"I'll tell you, it's going to be a dog fight," Marina Coach Bob Marshall said of the race, moments after his team improved to 3-0 in league and 6-2 overall. "To play against a legend like Ron LaRuffa, and get a win in their yard, is big. I'm dang proud of our guys. They don't give up and they fought to the end."
Fountain Valley, which slipped to 1-2 in league and 7-3, overall, has twice lost close games in the seventh inning in its first three league contests. Both setbacks came on the Barons' home turf, too: in their Sunset League opener on March 16, the Barons took a three-run lead into the top of the seventh on Huntington Beach but ended up losing, 5-4, on a grand slam.
"It was one of those games," LaRuffa, Fountain Valley's veteran coach, said of another close setback. "You have to tip your hat to Marina. They played well and that's as well-pitched a game that I've seen.

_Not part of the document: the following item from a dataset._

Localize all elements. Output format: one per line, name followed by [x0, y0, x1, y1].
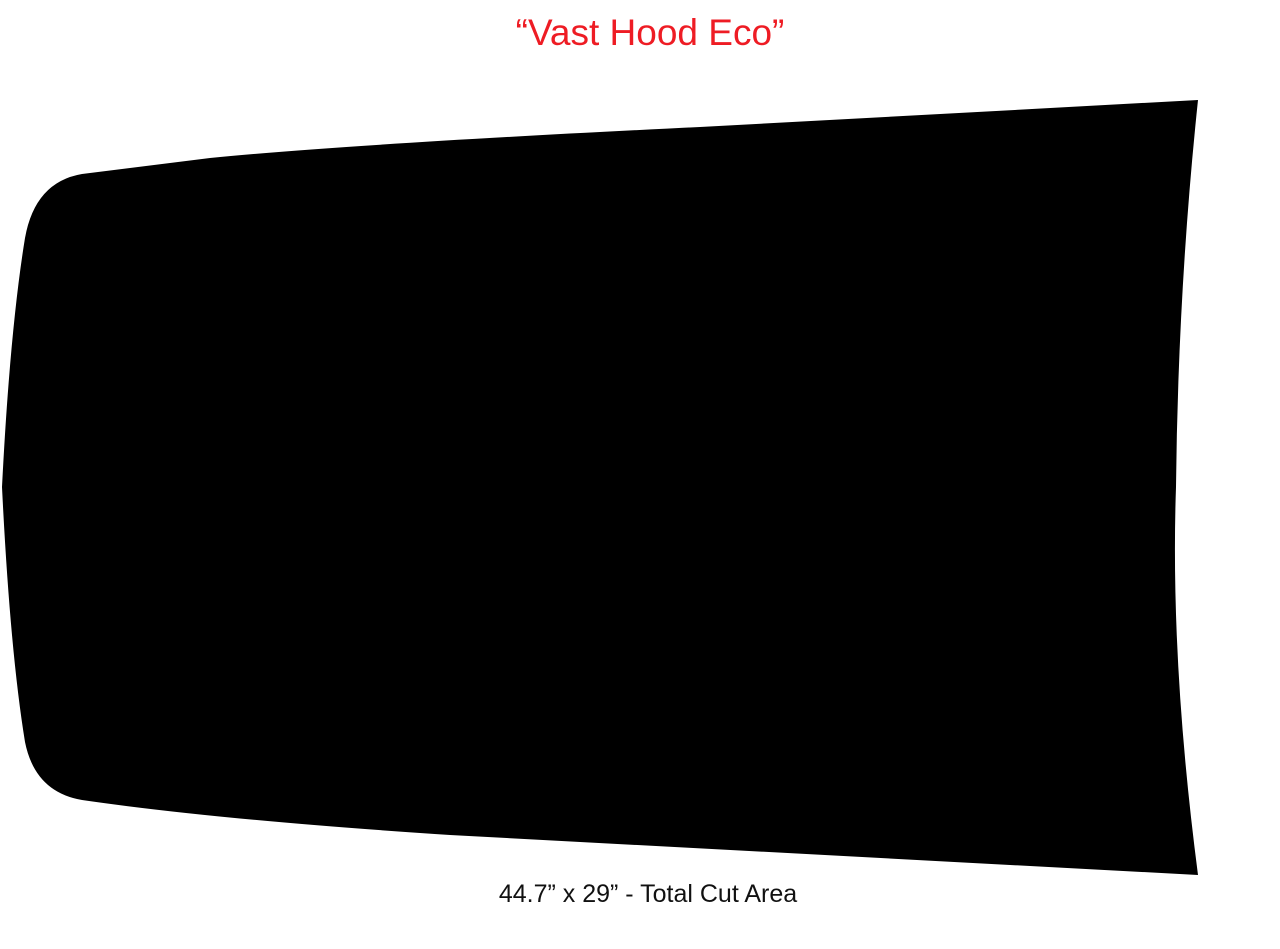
cut-area-caption: 44.7” x 29” - Total Cut Area	[498, 880, 798, 908]
decal-title: “Vast Hood Eco”	[515, 12, 785, 53]
hood-decal-shape	[2, 100, 1198, 875]
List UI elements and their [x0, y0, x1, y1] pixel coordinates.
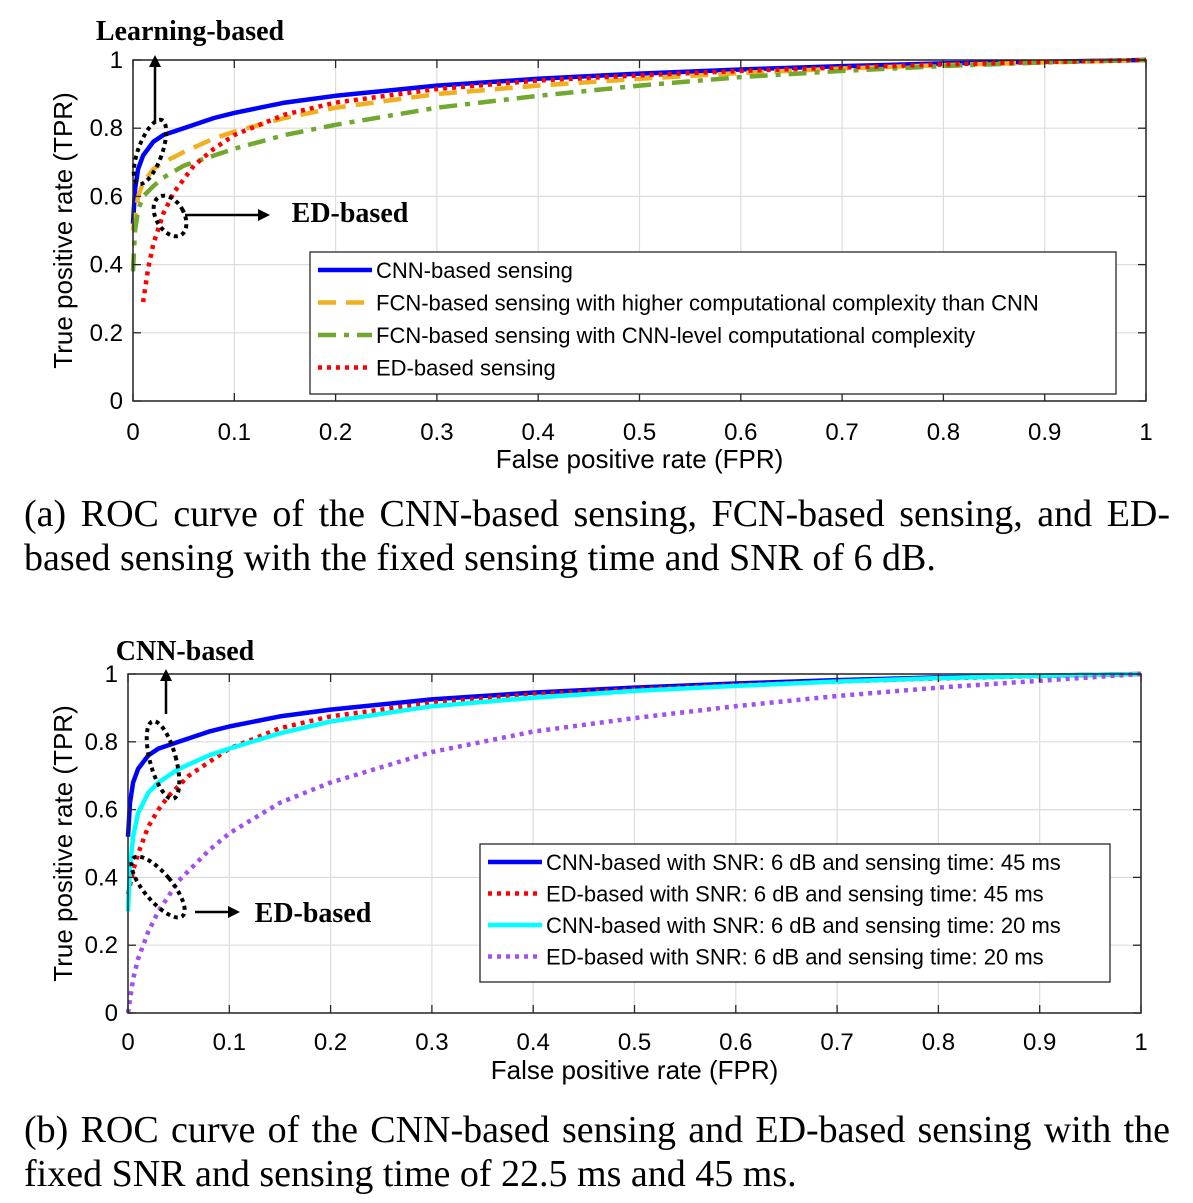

They made no mistakes and we had one that ended up hurting us."
Olivas scattered three hits and held in check a Fountain Valley team that had scored seven runs two days earlier during a 7-2 win Wednesday at rival Edison.
"He was phenomenal," Marshall said of the left-handed junior who ran his record to 3-0. "He was attacking throughout the entire game and kept their hitters off balance. That's [Fountain Valley] a very good team and it's impressive that Austin held them to three hits."